Шиманский удивленно оглянулся на знакомый голос, поправив на носу очки с треснутыми стеклами. Выглядел он неважно – сказывались тяжелые условия жизни в концлагере. Вечером Шиманский был отконвоирован в кабинет нового начальника лагеря Роммингера.
– Как видите, жизнь непременно всё расставляет на свои места, и каждый попадает в то место, которого он в конце концов достоин, – Роммингер усмехнулся и выпустил струю сигаретного дыма в лицо узника. Шиманский зашелся в жестоком кашле. Тяжелые условия сильно подкосили его здоровье. Когда он прокашлялся, то с усмешкой посмотрел на Роммингера и спросил:
– Значит и вы, Роммингер, достойны всего лишь места главного надсмотрщика?
– А вот и нет, – недовольно возразил Роммингер. – Я не долго буду иметь удовольствие любоваться рылами обитателей этого лагеря. Я – боевой офицер.

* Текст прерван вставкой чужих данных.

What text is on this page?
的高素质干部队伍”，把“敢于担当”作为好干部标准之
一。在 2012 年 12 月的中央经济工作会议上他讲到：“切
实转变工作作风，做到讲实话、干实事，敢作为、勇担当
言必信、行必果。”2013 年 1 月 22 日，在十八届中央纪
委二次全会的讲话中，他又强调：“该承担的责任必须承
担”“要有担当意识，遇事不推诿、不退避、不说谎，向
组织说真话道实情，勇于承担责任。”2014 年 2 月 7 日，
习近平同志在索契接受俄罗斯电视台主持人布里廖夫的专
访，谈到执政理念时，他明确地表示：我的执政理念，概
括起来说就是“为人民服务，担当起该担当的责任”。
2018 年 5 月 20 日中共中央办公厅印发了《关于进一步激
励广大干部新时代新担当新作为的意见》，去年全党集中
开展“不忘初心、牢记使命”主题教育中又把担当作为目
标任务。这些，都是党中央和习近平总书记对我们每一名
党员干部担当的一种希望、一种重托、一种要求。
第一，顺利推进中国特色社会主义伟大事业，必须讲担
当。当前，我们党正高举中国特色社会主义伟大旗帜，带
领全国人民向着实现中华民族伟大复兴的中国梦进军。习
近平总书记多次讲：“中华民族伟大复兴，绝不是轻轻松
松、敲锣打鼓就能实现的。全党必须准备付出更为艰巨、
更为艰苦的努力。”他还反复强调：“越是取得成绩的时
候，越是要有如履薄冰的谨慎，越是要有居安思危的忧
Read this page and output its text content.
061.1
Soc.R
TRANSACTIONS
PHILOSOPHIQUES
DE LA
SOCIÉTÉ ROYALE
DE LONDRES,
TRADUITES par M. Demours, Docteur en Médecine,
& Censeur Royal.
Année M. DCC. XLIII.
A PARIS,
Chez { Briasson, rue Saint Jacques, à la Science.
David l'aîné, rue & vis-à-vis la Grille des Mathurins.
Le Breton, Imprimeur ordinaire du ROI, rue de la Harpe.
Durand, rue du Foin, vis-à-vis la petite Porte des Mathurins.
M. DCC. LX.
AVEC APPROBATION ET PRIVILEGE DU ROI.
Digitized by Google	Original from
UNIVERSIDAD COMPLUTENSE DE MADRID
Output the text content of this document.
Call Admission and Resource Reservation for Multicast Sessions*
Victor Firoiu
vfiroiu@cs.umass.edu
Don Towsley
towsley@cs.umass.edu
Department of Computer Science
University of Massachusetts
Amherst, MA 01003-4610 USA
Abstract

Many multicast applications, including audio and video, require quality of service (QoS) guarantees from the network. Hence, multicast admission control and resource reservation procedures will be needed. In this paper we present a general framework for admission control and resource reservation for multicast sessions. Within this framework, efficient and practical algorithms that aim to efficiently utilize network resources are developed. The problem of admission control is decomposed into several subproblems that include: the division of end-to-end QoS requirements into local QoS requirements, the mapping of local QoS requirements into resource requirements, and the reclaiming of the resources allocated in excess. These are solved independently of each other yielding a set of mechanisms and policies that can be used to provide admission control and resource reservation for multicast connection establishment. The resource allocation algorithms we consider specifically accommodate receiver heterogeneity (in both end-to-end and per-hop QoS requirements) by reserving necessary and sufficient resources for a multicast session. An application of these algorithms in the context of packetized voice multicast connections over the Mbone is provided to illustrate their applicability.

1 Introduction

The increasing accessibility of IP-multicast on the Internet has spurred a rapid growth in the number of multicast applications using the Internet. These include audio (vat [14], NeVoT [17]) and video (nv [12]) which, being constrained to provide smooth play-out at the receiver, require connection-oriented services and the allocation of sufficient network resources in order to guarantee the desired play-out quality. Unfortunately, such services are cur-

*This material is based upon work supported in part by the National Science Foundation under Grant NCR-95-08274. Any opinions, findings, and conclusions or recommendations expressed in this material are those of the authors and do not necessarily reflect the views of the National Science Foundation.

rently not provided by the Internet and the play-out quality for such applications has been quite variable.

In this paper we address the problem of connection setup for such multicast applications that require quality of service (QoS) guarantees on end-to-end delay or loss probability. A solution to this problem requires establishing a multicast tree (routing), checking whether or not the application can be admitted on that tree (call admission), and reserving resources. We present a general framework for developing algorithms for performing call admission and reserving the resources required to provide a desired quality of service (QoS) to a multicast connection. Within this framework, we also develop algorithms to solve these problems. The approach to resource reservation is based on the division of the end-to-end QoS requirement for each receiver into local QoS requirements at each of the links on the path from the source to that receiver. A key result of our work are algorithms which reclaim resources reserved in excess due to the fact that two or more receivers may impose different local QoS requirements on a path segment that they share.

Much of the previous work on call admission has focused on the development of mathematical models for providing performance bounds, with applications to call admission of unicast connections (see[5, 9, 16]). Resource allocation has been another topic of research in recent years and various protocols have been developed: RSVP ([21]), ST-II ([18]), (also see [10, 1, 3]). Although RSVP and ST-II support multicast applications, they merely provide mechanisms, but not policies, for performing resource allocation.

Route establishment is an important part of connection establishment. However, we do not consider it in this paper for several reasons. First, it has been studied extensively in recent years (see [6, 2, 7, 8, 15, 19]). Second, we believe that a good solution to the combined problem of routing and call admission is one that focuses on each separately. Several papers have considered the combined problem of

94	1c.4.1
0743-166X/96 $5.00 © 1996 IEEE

– Что же тогда привело вас сюда?
– Ранение. После нашего с вами совместного похода в Гималаи передо мной была поставлена другая задача – разведка боем в одной из испанских провинций. Там русские испытывали новые образцы своих вооружений. Мои люди выполнили задание, хотя и ценой больших потерь. Меня самого тяжело ранили. Но я пошел на поправку и не долго валялся в госпитале. Я мог бы уехать в Мюнхен и долечиваться дома, но спокойная жизнь расхолаживает и вредна для тех, кто неравнодушен к карьере военного. Я попросил командование, чтобы мне предоставили такую службу, где бы я мог восстановить свои силы и вернуться в строй прежним боевым офицером. Из всех предложенных я выбрал это. Но лишь временно! А пока я здесь буду приносить пользу фюреру.

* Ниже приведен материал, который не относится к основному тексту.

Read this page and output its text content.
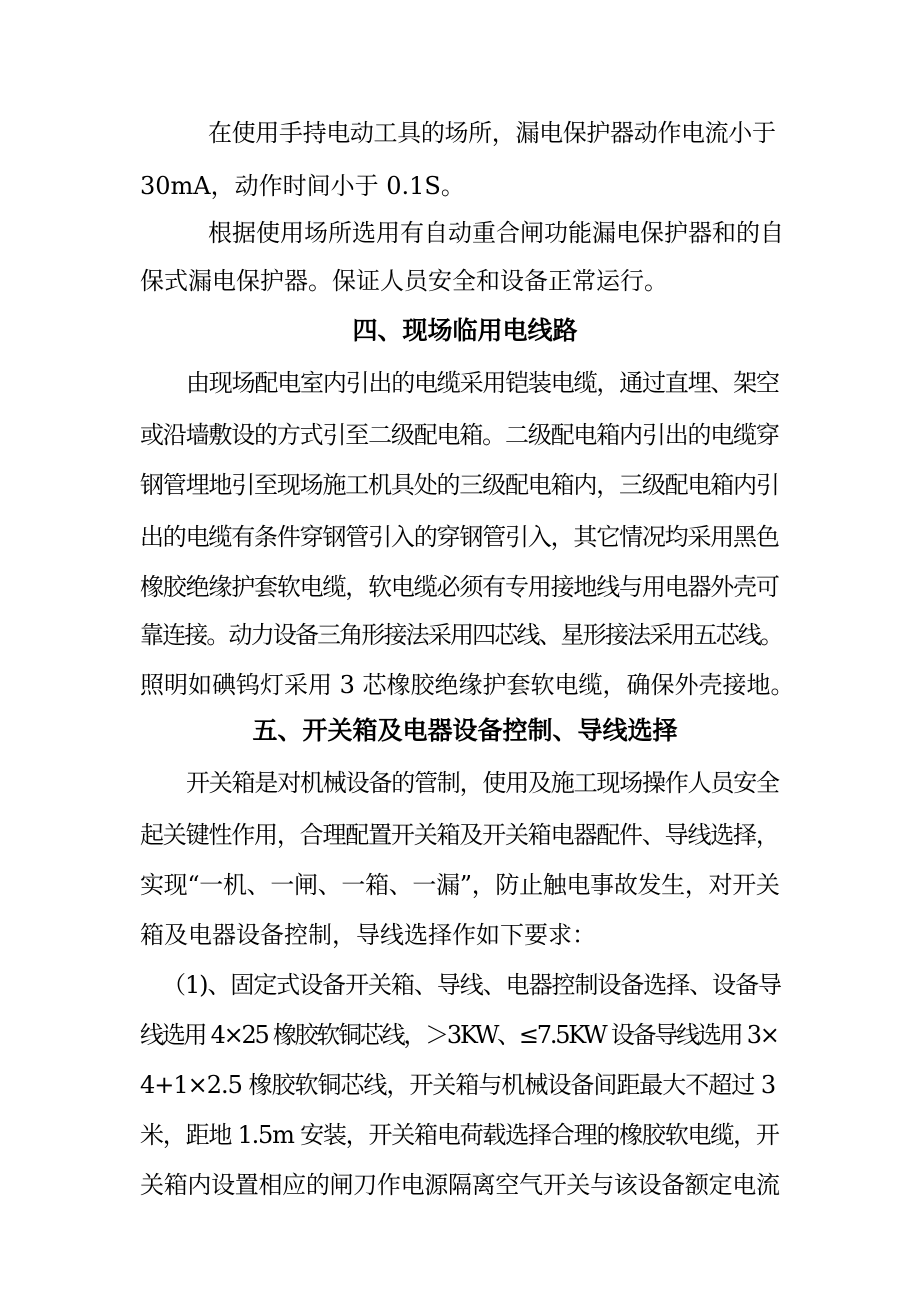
在使用手持电动工具的场所，漏电保护器动作电流小于
30mA，动作时间小于 0.1S。
根据使用场所选用有自动重合闸功能漏电保护器和的自
保式漏电保护器。保证人员安全和设备正常运行。
四、现场临用电线路
由现场配电室内引出的电缆采用铠装电缆，通过直埋、架空
或沿墙敷设的方式引至二级配电箱。二级配电箱内引出的电缆穿
钢管埋地引至现场施工机具处的三级配电箱内，三级配电箱内引
出的电缆有条件穿钢管引入的穿钢管引入，其它情况均采用黑色
橡胶绝缘护套软电缆，软电缆必须有专用接地线与用电器外壳可
靠连接。动力设备三角形接法采用四芯线、星形接法采用五芯线。
照明如碘钨灯采用 3 芯橡胶绝缘护套软电缆，确保外壳接地。
五、开关箱及电器设备控制、导线选择
开关箱是对机械设备的管制，使用及施工现场操作人员安全
起关键性作用，合理配置开关箱及开关箱电器配件、导线选择，
实现“一机、一闸、一箱、一漏”，防止触电事故发生，对开关
箱及电器设备控制，导线选择作如下要求：
（1)、固定式设备开关箱、导线、电器控制设备选择、设备导
线选用 4×25 橡胶软铜芯线，＞3KW、≤7.5KW 设备导线选用 3×
4+1×2.5 橡胶软铜芯线，开关箱与机械设备间距最大不超过 3
米，距地 1.5m 安装，开关箱电荷载选择合理的橡胶软电缆，开
关箱内设置相应的闸刀作电源隔离空气开关与该设备额定电流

– Судя по вашему не вполне здоровому виду, вам ещё долго предстоит здесь находиться.
– Я так не думаю. Да, раны еще дают о себе знать, но я надеюсь, что скоро поправлюсь.
– Это место не для санаторного пребывания, господин начальник.
– А по мне так лучше здесь, чем в тишине больничных коек.
– Вам виднее.
Они помолчали.
– А что, Шиманский, вы действительно смогли изготовить эликсир, дающий бессмертие?
– Я не могу отвечать на эти вопросы. Моя работа не подлежит разглашению.
– Да перестаньте, профессор! Неужели вы наивно полагаете, что вас бы так просто оставили в живых, если вы слишком много знаете?
– Я над этим не задумывался. Скорее всего, мои заслуги перед Германией чего-нибудь да стоят, если я ещё жив. Да я и так скоро подохну в этом свинарнике, – Шиманского вновь одолел приступ сильного кашля.
– Я вам сочувствую. Но немногим более чем, например, своей гончей, которая до поры до времени успешно гонялась за дичью, а потом перестала это делать и пришла пора отправить ее на живодерню.
– Жестокое и неуместное сравнение.
– А вы, евреи, не должны рассчитывать на большее.
– Я, между прочим, не чистокровный еврей. Мой отец – поляк, мать – еврейка.
– У евреев национальность определяется по материнской линии.
– Знаю. И нисколько не стыжусь своей национальности. Поверьте мне как ученому – люди всех национальностей скроены совершенно одинаково.
– Я думаю по-другому… Из вашего личного дела следует, что вы входили в организацию, готовившую покушение на фюрера.
– Чушь. Иначе меня давно уже расстреляли бы.
– Безусловно.
– Дело, как вы понимаете в другом. Мне, как и другим евреям, уготована печальная участь. Если меня пока не убили, то, скорее всего из-за того, что я мог бы ещё понадобиться.
– Мне дано указание – по возможности беречь вас, и приглядывать за вами: мало ли на что способны недочеловеки…
– Нам не о чем разговаривать, разрешите удалиться, я болен и очень устал.
– Идите, тем более что я сам не очень хорошо себя чувствую. – Роммингер побледнел, на лице появилась болезненная гримаса. – Нам с вами не помешало бы какое-нибудь снадобье, которое помогло бы нам обоим, как например, тому дикарю из пещеры: сколько его ни били, он быстро восстанавливался.